Just wanted to ask if it is currently in works ?

this.task = new ecs.Ec2TaskDefinition(this, 'task'); this.container = this.task.addContainer( 'runner', { image: ecs.AssetImage.fromEcrRepository(image.imageRepository, image.imageTag), cpu: props?.cpu ?? 1024, memoryLimitMiB: props?.memoryLimitMiB ?? (props?.memoryReservationMiB ? undefined : 3500), memoryReservationMiB: props?.memoryReservationMiB, logging: ecs.AwsLogDriver.awsLogs({ logGroup: this.logGroup, streamPrefix: 'runner', }), command: ecsRunCommand(this.image.os, this.dind), user: image.os.is(Os.WINDOWS) ? undefined : 'runner', privileged: this.dind, }, );

[kichik]

This could theoretically work. You can test by overriding the task configuration with something like:

const provider = new EcsRunnerProvider(...);
const taskDefinitionResource = provider.node.findChild('task').node.defaultChild as ecs.CfnTaskDefinition;
taskDefinitionResource.addPropertyOverride('NetworkMode', 'awsvpc');
taskDefinitionResource.addPropertyOverride('ContainerDefinitions.0.Environment', [{ Name: 'AWS_REGION', Value: cdk.Stack.of(provider).region }]);

It won't update the state machine to pass NetworkConfiguration, so that may cause it to fail. If that happens, you may have to edit the state machine to send that configuration with the subnet and security group for the task as well.

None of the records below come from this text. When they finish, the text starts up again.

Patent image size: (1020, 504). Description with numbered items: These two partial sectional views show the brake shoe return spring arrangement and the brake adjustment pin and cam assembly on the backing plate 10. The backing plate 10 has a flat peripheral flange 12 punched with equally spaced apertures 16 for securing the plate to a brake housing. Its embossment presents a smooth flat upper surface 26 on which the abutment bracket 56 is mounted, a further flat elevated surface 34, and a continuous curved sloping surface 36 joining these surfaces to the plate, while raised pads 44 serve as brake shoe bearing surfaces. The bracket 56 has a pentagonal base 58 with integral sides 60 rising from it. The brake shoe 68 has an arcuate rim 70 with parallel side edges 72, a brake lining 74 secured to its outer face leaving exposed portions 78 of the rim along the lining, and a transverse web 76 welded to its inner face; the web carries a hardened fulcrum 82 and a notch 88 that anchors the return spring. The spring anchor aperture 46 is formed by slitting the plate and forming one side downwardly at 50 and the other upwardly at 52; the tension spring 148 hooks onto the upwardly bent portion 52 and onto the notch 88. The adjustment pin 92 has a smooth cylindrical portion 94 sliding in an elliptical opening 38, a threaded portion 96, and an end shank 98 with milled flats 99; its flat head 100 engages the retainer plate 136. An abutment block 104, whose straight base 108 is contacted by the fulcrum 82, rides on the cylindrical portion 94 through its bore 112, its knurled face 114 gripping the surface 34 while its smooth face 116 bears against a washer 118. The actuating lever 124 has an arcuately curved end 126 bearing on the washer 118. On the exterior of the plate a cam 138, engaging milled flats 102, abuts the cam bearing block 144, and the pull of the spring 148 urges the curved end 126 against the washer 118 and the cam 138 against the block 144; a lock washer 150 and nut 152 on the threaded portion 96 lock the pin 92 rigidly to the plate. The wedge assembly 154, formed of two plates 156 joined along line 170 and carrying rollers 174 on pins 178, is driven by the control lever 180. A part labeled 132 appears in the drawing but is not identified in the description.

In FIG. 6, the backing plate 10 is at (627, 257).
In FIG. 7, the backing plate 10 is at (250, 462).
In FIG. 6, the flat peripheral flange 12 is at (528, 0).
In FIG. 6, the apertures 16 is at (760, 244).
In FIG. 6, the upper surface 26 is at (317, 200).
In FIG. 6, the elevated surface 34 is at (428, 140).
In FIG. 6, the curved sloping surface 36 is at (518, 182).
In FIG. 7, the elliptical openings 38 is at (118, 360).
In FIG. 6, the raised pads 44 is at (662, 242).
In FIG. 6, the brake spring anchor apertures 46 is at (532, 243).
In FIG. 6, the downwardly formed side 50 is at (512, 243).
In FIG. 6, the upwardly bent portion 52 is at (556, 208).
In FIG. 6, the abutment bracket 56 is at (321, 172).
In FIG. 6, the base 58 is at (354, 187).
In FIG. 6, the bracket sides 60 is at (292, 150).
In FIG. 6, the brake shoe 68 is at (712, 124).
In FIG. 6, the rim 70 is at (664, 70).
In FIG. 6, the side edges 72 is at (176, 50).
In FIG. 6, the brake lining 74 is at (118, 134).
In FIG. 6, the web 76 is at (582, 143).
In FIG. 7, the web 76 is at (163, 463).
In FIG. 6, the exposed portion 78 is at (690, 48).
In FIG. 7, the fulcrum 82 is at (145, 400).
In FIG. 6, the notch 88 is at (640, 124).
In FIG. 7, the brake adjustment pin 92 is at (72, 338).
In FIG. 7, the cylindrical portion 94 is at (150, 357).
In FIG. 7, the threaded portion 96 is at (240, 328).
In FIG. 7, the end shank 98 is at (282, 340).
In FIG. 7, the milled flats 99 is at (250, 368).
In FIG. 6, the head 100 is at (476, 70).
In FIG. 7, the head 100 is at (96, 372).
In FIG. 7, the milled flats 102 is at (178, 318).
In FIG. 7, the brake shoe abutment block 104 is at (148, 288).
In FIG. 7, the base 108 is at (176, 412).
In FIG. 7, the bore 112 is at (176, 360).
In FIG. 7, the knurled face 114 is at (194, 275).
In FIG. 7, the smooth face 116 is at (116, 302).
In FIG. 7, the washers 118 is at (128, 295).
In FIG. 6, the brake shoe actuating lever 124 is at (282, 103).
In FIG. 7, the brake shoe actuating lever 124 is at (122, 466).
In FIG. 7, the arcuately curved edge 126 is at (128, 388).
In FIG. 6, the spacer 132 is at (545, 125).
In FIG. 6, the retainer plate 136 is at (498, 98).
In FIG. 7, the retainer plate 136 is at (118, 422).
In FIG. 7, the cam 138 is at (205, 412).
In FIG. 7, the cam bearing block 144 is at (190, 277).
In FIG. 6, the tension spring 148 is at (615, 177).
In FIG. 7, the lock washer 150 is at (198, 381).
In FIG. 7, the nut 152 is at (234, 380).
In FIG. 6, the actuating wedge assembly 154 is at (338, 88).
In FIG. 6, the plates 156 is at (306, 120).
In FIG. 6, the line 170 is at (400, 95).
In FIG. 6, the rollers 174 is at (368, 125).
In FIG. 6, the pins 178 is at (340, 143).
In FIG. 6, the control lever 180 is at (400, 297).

If that works, we can consider adding the option so it doesn't require overrides. I am curious though what you're expecting from this. Why is VPC mode per task needed? I seem to recall it severely impacts the number of containers that can run on every host. And in this case, all the containers will be using the same security group anyway, so you don't get the benefit of assigning different groups to different containers.

[neehar-pylon]

My primary goal is to be able to run integration tests on the self hosted runner in CI using GitHub actions and to achieve that I am trying to use Ec2 GitHub runners where I can let it listen to a particular port on which the web hook will be coming to from inside the VPC. The reason we need a VPC mode per task is that we need to receive web hooks for the E2E integration tests for every run or task hence we will need VPC mode per task.

[kichik]

The EC2 provider should work fine for your use case, yeah.

As for ECS, let's see if it can work first. Would you be able to test with the overrides above? Will the ENI limitations not break your use case?

[neehar-pylon]

Let me test it with the overrides above. I just need to share the Ip addresses of the instances where the test is running inside the CI stack that should work with ENI I believe.

[kichik]

I believe each task will get its own IP address.

[neehar-pylon]

Is Ec2 autoscaling possible with runners group ?

[kichik]

Not sure what exactly you mean. A new EC2 instance will be created for each job.

If you're talking about GitHub's Runner Group feature, it's not supported yet on any provider. See #500.